Her farklı parmak izi, farklı yeti ve melekelere sahip olduğumuzun önsözüdür aynı zamanda. Havsalaları zorlayacak mükemmelliğe sahip insan varlığının takdimi hükmünde olan parmak izleri madem böylesi orijin, böylesi benzersiz ve değiştirilemez nitelikte; öyleyse hayata katma değer eklemek, kendini ifade etmek, özgür ve özgün nitelikte uğraşlarla yaşama sanatını icra edebilmek, fıtratına aykırı olmayan, kodlarıyla uyumlu meslek tercihleriyle mes’ud ve dingin bir yaşam çizgisi belirlemek için önemli bir rapor niteliği taşımakta. 

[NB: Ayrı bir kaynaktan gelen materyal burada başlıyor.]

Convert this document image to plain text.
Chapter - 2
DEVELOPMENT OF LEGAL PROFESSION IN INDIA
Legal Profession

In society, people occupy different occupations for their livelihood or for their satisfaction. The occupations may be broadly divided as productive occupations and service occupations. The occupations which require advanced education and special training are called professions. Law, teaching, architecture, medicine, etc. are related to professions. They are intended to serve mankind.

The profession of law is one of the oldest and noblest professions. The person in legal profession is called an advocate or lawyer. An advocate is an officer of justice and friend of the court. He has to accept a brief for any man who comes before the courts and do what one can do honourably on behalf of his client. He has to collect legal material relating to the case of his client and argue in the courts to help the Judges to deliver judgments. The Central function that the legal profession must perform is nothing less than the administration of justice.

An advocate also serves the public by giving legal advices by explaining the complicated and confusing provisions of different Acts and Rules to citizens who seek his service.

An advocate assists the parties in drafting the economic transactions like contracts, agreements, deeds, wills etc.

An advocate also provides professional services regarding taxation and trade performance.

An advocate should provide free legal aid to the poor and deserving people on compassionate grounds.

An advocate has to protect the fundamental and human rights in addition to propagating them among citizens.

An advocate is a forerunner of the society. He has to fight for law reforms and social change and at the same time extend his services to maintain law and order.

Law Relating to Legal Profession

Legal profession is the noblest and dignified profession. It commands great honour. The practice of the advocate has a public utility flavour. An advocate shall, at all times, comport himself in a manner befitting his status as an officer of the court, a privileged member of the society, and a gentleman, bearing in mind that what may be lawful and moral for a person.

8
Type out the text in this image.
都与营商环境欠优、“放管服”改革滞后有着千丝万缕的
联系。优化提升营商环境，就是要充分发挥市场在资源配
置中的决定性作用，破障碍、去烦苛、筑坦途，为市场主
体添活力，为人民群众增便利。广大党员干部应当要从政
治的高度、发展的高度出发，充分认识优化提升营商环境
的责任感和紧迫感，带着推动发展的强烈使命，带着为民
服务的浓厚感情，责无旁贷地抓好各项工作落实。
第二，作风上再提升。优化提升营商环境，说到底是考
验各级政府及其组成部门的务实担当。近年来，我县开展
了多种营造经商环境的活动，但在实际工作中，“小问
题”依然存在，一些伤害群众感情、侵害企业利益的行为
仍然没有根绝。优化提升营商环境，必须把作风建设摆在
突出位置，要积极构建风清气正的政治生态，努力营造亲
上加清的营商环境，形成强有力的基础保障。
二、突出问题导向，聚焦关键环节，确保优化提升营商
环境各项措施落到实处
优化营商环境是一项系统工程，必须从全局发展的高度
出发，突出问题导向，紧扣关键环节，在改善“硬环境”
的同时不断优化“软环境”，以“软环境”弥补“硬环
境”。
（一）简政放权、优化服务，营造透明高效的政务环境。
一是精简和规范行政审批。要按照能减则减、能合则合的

Ebeveynlerin arzusu doğrultusunda ve eğitim sisteminin tek tipleştirici metotlarıyla, özenilmiş meslek seçimleri fertleri bunalım, depresyon gibi rahatsızlıklara sürüklediği kadar yaşama sevincini de çalmakta. Öte yandan şükredeceği, çalışıyor değil yaşıyor gibi üreteceği, tüm meziyetleriyle hayata katılabileceği bir sistem olmadığından çokça şikâyet eden, tahammül eşiği düşük fertlerin çoğalması ile toplum hoyrat, kaba ve incindiği oranda incitme çabasına girmiş kendi ile çelişen bireyler topluluğunu doğuruyor.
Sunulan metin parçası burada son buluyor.